Hoe om te gaan met Joodse wetten op het slagveld?
Mag je een gewonde terrorist behandelen? Kun je op de sjabbat met verlof? De oorlog in Gaza stelt medisch personeel voor ingewikkelde ethische vragen. Rabbijn Yosef Sprung: „Achter de ziekenhuisdeur geeft de Talmoed toestemming om te genezen.”
Vragen op medisch-ethisch terrein zijn Sprung niet vreemd. Als geestelijk verzorger in het Shaare Zedekziekenhuis in Jeruzalem krijgt hij veel kwesties rond leven en dood voorgelegd – zowel van personeel als van patiënten. En hij adviseert de directie hoe zij de voorschriften van de joodse wet in de praktijk gestalte kan geven. Variërend van de werking van de sjabbatlift tot het bereiden van koosjere maaltijden.
De oorlog in Gaza brengt echter geheel eigen dilemma’s met zich mee. Een van de belangrijkste waar een deel van het personeel mee worstelt, is de vraag of je een gewonde terrorist wel mag behandelen, vertelt de rabbijn in het ziekenhuis. „Dat is geen academische kwestie. Heel concreet kwam een verpleegster naar me toe, van wie de echtgenoot en twee kinderen momenteel in het leger dienen. „Ik weet niet eens hoe het met ze is. En moet ik nu een Hamasstrijder verzorgen? Wat moet ik daarmee?” vroeg ze.”
„De Thora zegt toch dat als iemand op je af komt om je te doden, je dan de eerste moet zijn om hem te doden? Dus waarom zouden we een terrorist behandelen?” kreeg ik voor de voeten geworpen”, vervolgt Sprung. „Ik heb uitgelegd dat de Thora ook régels voor de strijd kent. Op het slagveld sla je terug. Maar achter de ziekenhuisdeur geeft de Talmoed toestemming om te genezen. Je hebt in elk geval geen vrijbrief om niet te behandelen. Dat is ook ter bescherming van de artsen.”

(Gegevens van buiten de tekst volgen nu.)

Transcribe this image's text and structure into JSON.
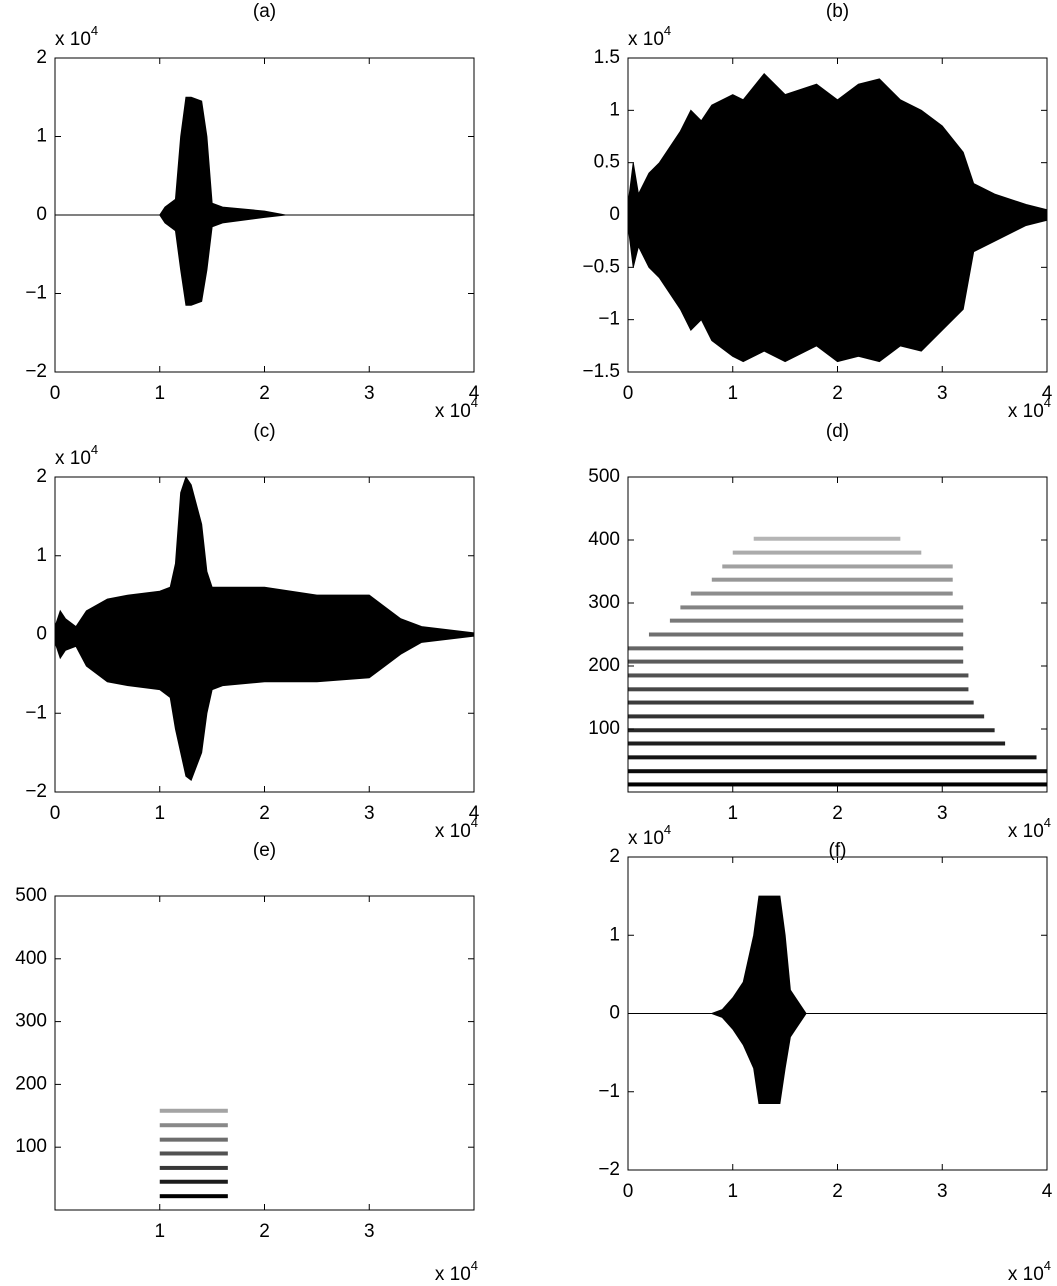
{
  "chart_data": [
    {
      "type": "envelope",
      "title": "(a)",
      "x_multiplier": "x 10",
      "x_multiplier_power": "4",
      "y_multiplier": "x 10",
      "y_multiplier_power": "4",
      "xlim": [
        0,
        4
      ],
      "ylim": [
        -2,
        2
      ],
      "xticks": [
        0,
        1,
        2,
        3,
        4
      ],
      "yticks": [
        {
          "value": -2,
          "label": "−2"
        },
        {
          "value": -1,
          "label": "−1"
        },
        0,
        1,
        2
      ],
      "x": [
        0,
        1.0,
        1.05,
        1.15,
        1.2,
        1.25,
        1.3,
        1.4,
        1.45,
        1.5,
        1.6,
        2.0,
        2.2,
        4
      ],
      "y_upper": [
        0,
        0,
        0.1,
        0.2,
        1.0,
        1.5,
        1.5,
        1.45,
        1.0,
        0.15,
        0.1,
        0.05,
        0,
        0
      ],
      "y_lower": [
        0,
        0,
        -0.1,
        -0.2,
        -0.7,
        -1.15,
        -1.15,
        -1.1,
        -0.7,
        -0.15,
        -0.1,
        -0.03,
        0,
        0
      ]
    },
    {
      "type": "envelope",
      "title": "(b)",
      "x_multiplier": "x 10",
      "x_multiplier_power": "4",
      "y_multiplier": "x 10",
      "y_multiplier_power": "4",
      "xlim": [
        0,
        4
      ],
      "ylim": [
        -1.5,
        1.5
      ],
      "xticks": [
        0,
        1,
        2,
        3,
        4
      ],
      "yticks": [
        {
          "value": -1.5,
          "label": "−1.5"
        },
        {
          "value": -1,
          "label": "−1"
        },
        {
          "value": -0.5,
          "label": "−0.5"
        },
        0,
        0.5,
        1,
        1.5
      ],
      "x": [
        0,
        0.05,
        0.1,
        0.2,
        0.3,
        0.5,
        0.6,
        0.7,
        0.8,
        1.0,
        1.1,
        1.3,
        1.5,
        1.8,
        2.0,
        2.2,
        2.4,
        2.6,
        2.8,
        3.0,
        3.2,
        3.3,
        3.5,
        3.8,
        4
      ],
      "y_upper": [
        0.1,
        0.5,
        0.2,
        0.4,
        0.5,
        0.8,
        1.0,
        0.9,
        1.05,
        1.15,
        1.1,
        1.35,
        1.15,
        1.25,
        1.1,
        1.25,
        1.3,
        1.1,
        1.0,
        0.85,
        0.6,
        0.3,
        0.2,
        0.1,
        0.05
      ],
      "y_lower": [
        -0.1,
        -0.5,
        -0.3,
        -0.5,
        -0.6,
        -0.9,
        -1.1,
        -1.0,
        -1.2,
        -1.35,
        -1.4,
        -1.3,
        -1.4,
        -1.25,
        -1.4,
        -1.35,
        -1.4,
        -1.25,
        -1.3,
        -1.1,
        -0.9,
        -0.35,
        -0.25,
        -0.1,
        -0.05
      ]
    },
    {
      "type": "envelope",
      "title": "(c)",
      "x_multiplier": "x 10",
      "x_multiplier_power": "4",
      "y_multiplier": "x 10",
      "y_multiplier_power": "4",
      "xlim": [
        0,
        4
      ],
      "ylim": [
        -2,
        2
      ],
      "xticks": [
        0,
        1,
        2,
        3,
        4
      ],
      "yticks": [
        {
          "value": -2,
          "label": "−2"
        },
        {
          "value": -1,
          "label": "−1"
        },
        0,
        1,
        2
      ],
      "x": [
        0,
        0.05,
        0.1,
        0.2,
        0.3,
        0.5,
        0.7,
        1.0,
        1.1,
        1.15,
        1.2,
        1.25,
        1.3,
        1.4,
        1.45,
        1.5,
        1.6,
        2.0,
        2.5,
        3.0,
        3.3,
        3.5,
        4
      ],
      "y_upper": [
        0.1,
        0.3,
        0.2,
        0.1,
        0.3,
        0.45,
        0.5,
        0.55,
        0.6,
        0.9,
        1.8,
        2.0,
        1.9,
        1.4,
        0.8,
        0.6,
        0.6,
        0.6,
        0.5,
        0.5,
        0.2,
        0.1,
        0.02
      ],
      "y_lower": [
        -0.1,
        -0.3,
        -0.2,
        -0.15,
        -0.4,
        -0.6,
        -0.65,
        -0.7,
        -0.8,
        -1.2,
        -1.5,
        -1.8,
        -1.85,
        -1.5,
        -1.0,
        -0.7,
        -0.65,
        -0.6,
        -0.6,
        -0.55,
        -0.25,
        -0.1,
        -0.02
      ]
    },
    {
      "type": "spectrogram",
      "title": "(d)",
      "x_multiplier": "x 10",
      "x_multiplier_power": "4",
      "xlim": [
        0,
        4
      ],
      "ylim": [
        0,
        500
      ],
      "xticks": [
        1,
        2,
        3
      ],
      "yticks": [
        100,
        200,
        300,
        400,
        500
      ],
      "bands": [
        {
          "y": 12,
          "x_start": 0,
          "x_end": 4
        },
        {
          "y": 33,
          "x_start": 0,
          "x_end": 4
        },
        {
          "y": 55,
          "x_start": 0,
          "x_end": 3.9
        },
        {
          "y": 77,
          "x_start": 0,
          "x_end": 3.6
        },
        {
          "y": 98,
          "x_start": 0,
          "x_end": 3.5
        },
        {
          "y": 120,
          "x_start": 0,
          "x_end": 3.4
        },
        {
          "y": 142,
          "x_start": 0,
          "x_end": 3.3
        },
        {
          "y": 163,
          "x_start": 0,
          "x_end": 3.25
        },
        {
          "y": 185,
          "x_start": 0,
          "x_end": 3.25
        },
        {
          "y": 207,
          "x_start": 0,
          "x_end": 3.2
        },
        {
          "y": 228,
          "x_start": 0,
          "x_end": 3.2
        },
        {
          "y": 250,
          "x_start": 0.2,
          "x_end": 3.2
        },
        {
          "y": 272,
          "x_start": 0.4,
          "x_end": 3.2
        },
        {
          "y": 293,
          "x_start": 0.5,
          "x_end": 3.2
        },
        {
          "y": 315,
          "x_start": 0.6,
          "x_end": 3.1
        },
        {
          "y": 337,
          "x_start": 0.8,
          "x_end": 3.1
        },
        {
          "y": 358,
          "x_start": 0.9,
          "x_end": 3.1
        },
        {
          "y": 380,
          "x_start": 1.0,
          "x_end": 2.8
        },
        {
          "y": 402,
          "x_start": 1.2,
          "x_end": 2.6
        }
      ]
    },
    {
      "type": "spectrogram",
      "title": "(e)",
      "x_multiplier": "x 10",
      "x_multiplier_power": "4",
      "xlim": [
        0,
        4
      ],
      "ylim": [
        0,
        500
      ],
      "xticks": [
        1,
        2,
        3
      ],
      "yticks": [
        100,
        200,
        300,
        400,
        500
      ],
      "bands": [
        {
          "y": 22,
          "x_start": 1.0,
          "x_end": 1.65
        },
        {
          "y": 45,
          "x_start": 1.0,
          "x_end": 1.65
        },
        {
          "y": 67,
          "x_start": 1.0,
          "x_end": 1.65
        },
        {
          "y": 90,
          "x_start": 1.0,
          "x_end": 1.65
        },
        {
          "y": 112,
          "x_start": 1.0,
          "x_end": 1.65
        },
        {
          "y": 135,
          "x_start": 1.0,
          "x_end": 1.65
        },
        {
          "y": 158,
          "x_start": 1.0,
          "x_end": 1.65
        }
      ]
    },
    {
      "type": "envelope",
      "title": "(f)",
      "x_multiplier": "x 10",
      "x_multiplier_power": "4",
      "y_multiplier": "x 10",
      "y_multiplier_power": "4",
      "xlim": [
        0,
        4
      ],
      "ylim": [
        -2,
        2
      ],
      "xticks": [
        0,
        1,
        2,
        3,
        4
      ],
      "yticks": [
        {
          "value": -2,
          "label": "−2"
        },
        {
          "value": -1,
          "label": "−1"
        },
        0,
        1,
        2
      ],
      "x": [
        0,
        0.8,
        0.9,
        1.0,
        1.1,
        1.2,
        1.25,
        1.45,
        1.5,
        1.55,
        1.6,
        1.7,
        4
      ],
      "y_upper": [
        0,
        0,
        0.05,
        0.2,
        0.4,
        1.0,
        1.5,
        1.5,
        1.0,
        0.3,
        0.2,
        0,
        0
      ],
      "y_lower": [
        0,
        0,
        -0.05,
        -0.2,
        -0.4,
        -0.7,
        -1.15,
        -1.15,
        -0.7,
        -0.3,
        -0.2,
        0,
        0
      ]
    }
  ]
}
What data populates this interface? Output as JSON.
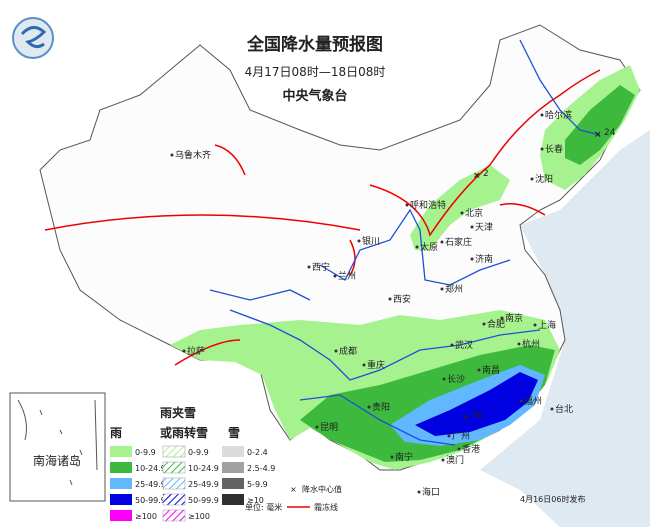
{
  "header": {
    "title": "全国降水量预报图",
    "period": "4月17日08时—18日08时",
    "issuer": "中央气象台"
  },
  "cities": [
    "乌鲁木齐",
    "哈尔滨",
    "长春",
    "沈阳",
    "呼和浩特",
    "北京",
    "天津",
    "石家庄",
    "太原",
    "济南",
    "银川",
    "兰州",
    "西宁",
    "西安",
    "郑州",
    "合肥",
    "南京",
    "上海",
    "杭州",
    "武汉",
    "成都",
    "重庆",
    "长沙",
    "南昌",
    "贵阳",
    "福州",
    "台北",
    "昆明",
    "南宁",
    "广州",
    "香港",
    "澳门",
    "海口",
    "拉萨"
  ],
  "max_values": [
    24,
    2,
    80
  ],
  "inset_label": "南海诸岛",
  "legend": {
    "rain_header": "雨",
    "mix_header_1": "雨夹雪",
    "mix_header_2": "或雨转雪",
    "snow_header": "雪",
    "rain_rows": [
      "0-9.9",
      "10-24.9",
      "25-49.9",
      "50-99.9",
      "≥100"
    ],
    "mix_rows": [
      "0-9.9",
      "10-24.9",
      "25-49.9",
      "50-99.9",
      "≥100"
    ],
    "snow_rows": [
      "0-2.4",
      "2.5-4.9",
      "5-9.9",
      "≥10"
    ],
    "max_label": "降水中心值",
    "unit": "单位: 毫米",
    "frost_label": "霜冻线"
  },
  "issued": "4月16日06时发布"
}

Dat wil niet zeggen dat het gemakkelijk is om die regel in de praktijk te brengen, benadrukt hij. „Er is veel boosheid en er wordt onder veel tranen behandeld. In een enkel geval vroeg iemand of een collega het kon overnemen. Dan moeten we dat respecteren en pragmatisch zijn. Tegelijkertijd probeer ik te benadrukken dat mensen in zo’n geval niet aan de identiteit van de patiënt moeten denken, maar aan de waarden waar we voor staan.”
Sprung krijgt ook veel vragen over het houden van de sjabbat in oorlogstijd. Is het geoorloofd om de religieuze regels te overtreden als een soldaat verlof krijgt om op de rustdag een paar uur het slagveld te verlaten en bij zijn familie door te brengen? „Het leven heeft in de joodse wet de hoogste waarde. Dus de afweging moet steeds zijn: breng ik met het volgen van de voorschriften levens in gevaar?”
De geestelijke noemt het voorbeeld van een Israëlische soldaat die op sjabbat naar huis wilde om de besnijdenis van zijn zoon bij te wonen. „Hij vroeg mij of dat geoorloofd was, om zo aan zijn plicht als vader te kunnen voldoen. Ik heb zelfs met de opperrabbijn van Jeruzalem overlegd. Van de besnijdenis hingen geen levens af, dus dat was geen reden om de rustdag te ontheiligen. Maar dit verlof zou ook goed zijn voor het moreel en het opladen van deze militair. En dat kan indirect levens redden. Dus op grond daarvan was het volgens ons gerechtvaardigd.”
Ingewikkelder zijn de vragen rond het levenseinde, zegt Sprung. „De joodse wet zegt dat je een persoon die spoedig zal overlijden niet mag aanraken, om de dood niet te bespoedigen. Met de huidige technische middelen is het lastig te bepalen of iemand binnenkort zal sterven. We hadden een patiënt die op het randje van de dood zweefde, maar eigenlijk verschoond moest worden. Moeten we dat doen, werd mij gevraagd. Nadat ze de handeling hadden verricht, overleed de patiënt. Ik heb gezegd dat hij dan toch op een waardige manier is gestorven.”
De verantwoordelijkheid om in dit soort zaken advies te geven drukt zwaar, vindt Sprung. „Mensen denken dat de rabbijn overal een antwoord op heeft. Maar sommige vragen zijn te groot voor me, want ik kan niet in de plaats van de Almachtige staan. Daar heb ik soms slapeloze nachten van. Ik ben geestelijk verzorger, maar een groot deel van de tijd ook psycholoog.”